Lower oil prices will reduce growth in sub-Saharan Africa’s major petroleum producing countries and push governments to implement significant policy adjustments, the International Monetary Fund said on Tuesday.

Sub-Saharan Africa growth could slow to 4.5 percent this year from 5.0 percent in 2014, largely because of weaker oil prices, according to the IMF, which forecast growth rising to 5.1 percent in 2016.

“For the eight oil exporters, (lower prices) will pose a formidable challenge and, with limited buffers, will require them to undertake significant fiscal adjustment,” said the IMF in its Regional Economic Outlook report.

“Oil exporters are facing a challenging environment and their growth in 2015–2016 is expected to average 4.75 percent, substantially marked down from 7 percent expected in October 2014,” it said in the publication issued twice each year.

In Nigeria, the continent’s biggest economy and largest oil exporter, authorities are cutting capital spending and have also adjusted monetary and exchange rate policies to relieve pressure on public finances and the currency.

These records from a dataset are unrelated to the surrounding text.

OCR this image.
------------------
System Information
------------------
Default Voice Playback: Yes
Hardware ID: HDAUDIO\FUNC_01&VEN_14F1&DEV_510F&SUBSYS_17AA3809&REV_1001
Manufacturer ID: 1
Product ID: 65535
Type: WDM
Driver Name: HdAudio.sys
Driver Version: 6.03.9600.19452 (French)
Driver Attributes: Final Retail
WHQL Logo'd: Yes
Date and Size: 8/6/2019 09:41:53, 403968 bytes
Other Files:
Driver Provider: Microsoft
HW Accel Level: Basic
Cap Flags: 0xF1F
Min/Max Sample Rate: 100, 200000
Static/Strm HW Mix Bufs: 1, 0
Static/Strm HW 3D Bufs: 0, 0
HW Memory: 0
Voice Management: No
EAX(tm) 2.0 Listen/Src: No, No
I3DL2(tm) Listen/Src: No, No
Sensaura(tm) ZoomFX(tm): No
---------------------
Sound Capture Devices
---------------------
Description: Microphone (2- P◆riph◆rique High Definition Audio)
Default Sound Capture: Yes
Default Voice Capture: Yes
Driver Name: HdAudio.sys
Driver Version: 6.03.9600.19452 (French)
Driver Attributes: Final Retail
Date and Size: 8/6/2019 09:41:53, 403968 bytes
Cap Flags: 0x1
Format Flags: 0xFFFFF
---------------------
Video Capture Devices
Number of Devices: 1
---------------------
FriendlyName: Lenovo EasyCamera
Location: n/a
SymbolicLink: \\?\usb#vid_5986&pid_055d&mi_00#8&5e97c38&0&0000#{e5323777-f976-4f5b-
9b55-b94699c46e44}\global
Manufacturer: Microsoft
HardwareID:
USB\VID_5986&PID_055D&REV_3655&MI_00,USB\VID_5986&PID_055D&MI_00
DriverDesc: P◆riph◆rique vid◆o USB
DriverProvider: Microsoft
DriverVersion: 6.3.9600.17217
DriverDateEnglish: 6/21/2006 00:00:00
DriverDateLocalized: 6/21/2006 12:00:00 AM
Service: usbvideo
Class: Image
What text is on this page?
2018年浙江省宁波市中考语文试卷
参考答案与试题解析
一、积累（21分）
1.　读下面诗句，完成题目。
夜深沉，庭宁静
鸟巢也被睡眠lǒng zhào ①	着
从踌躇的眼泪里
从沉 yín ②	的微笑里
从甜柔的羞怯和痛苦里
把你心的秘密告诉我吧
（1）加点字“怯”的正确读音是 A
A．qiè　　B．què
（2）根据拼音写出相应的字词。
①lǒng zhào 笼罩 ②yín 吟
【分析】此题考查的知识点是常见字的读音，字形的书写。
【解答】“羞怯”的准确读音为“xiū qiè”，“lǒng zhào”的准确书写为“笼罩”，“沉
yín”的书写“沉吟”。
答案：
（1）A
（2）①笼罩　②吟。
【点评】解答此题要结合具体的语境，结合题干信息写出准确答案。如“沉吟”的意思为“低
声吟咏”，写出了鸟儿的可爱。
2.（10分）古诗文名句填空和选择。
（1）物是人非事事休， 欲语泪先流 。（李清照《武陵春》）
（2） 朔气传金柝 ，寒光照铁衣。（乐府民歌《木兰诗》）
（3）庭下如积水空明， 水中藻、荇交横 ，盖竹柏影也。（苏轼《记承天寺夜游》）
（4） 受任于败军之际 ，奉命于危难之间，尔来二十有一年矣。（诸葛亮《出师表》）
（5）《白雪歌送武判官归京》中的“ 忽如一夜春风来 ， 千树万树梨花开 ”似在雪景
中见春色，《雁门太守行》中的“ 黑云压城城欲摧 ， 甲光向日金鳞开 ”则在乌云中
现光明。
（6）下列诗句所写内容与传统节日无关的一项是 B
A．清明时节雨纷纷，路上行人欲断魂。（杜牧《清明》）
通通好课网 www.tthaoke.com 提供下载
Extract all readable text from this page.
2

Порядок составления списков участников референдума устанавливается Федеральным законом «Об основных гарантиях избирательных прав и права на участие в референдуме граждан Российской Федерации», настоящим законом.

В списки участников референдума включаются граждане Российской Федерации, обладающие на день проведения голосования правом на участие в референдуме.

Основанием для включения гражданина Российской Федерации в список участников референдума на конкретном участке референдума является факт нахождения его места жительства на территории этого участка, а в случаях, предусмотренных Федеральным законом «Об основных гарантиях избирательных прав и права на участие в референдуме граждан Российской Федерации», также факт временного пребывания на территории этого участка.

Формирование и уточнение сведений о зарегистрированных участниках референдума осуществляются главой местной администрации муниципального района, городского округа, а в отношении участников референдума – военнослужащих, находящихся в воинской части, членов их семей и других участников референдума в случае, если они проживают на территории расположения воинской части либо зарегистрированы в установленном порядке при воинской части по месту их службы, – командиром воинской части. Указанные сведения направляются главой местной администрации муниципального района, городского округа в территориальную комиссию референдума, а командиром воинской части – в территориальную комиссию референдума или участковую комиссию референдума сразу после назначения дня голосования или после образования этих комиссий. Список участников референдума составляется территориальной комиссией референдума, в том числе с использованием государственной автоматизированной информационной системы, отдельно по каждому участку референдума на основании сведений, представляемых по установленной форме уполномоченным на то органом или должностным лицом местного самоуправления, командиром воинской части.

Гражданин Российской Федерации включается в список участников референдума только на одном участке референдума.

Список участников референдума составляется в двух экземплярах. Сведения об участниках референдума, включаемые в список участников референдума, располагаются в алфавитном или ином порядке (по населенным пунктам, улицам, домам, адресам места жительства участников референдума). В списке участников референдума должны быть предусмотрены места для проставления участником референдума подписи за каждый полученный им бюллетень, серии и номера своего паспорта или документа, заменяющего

Nigeria’s real GDP growth in 2015 and 2016 is expected to average 5 percent, above the forecast for sub-Saharan Africa as a whole, but still down from the 7.5 percent projected by the IMF in October 2014, the report said.

Angola, the continent’s second largest oil producer, should see 4.25 percent real GDP growth in 2015-2016, compared with 5.50 percent between 2012 and 2014.

Average growth in 2015-2016 is expected at 4.25 percent in the Economic Community of Central African States, which includes oil exporters Gabon and Equatorial Guinea, compared with a projection of 5 percent over the period made last October.

That growth rate, however, requires sound fiscal management and an increase in oil production and there is a risk the figure will not be achieved, the report said.

The impact of the commodity price decline is small in much of the rest of the region. Average real GDP growth projections are broadly unchanged there since last October at 4.75 percent in 2015-2016 and about 6.0-6.50 percent when South Africa, sub-Saharan Africa’s second largest economy, is excluded.

South Africa is expected to grow at around 2 percent over the period.

“Lower oil prices represent a favourable development which, however, will be partly offset in some cases by lower prices of other commodities that they export,” the report said of countries that do not export oil.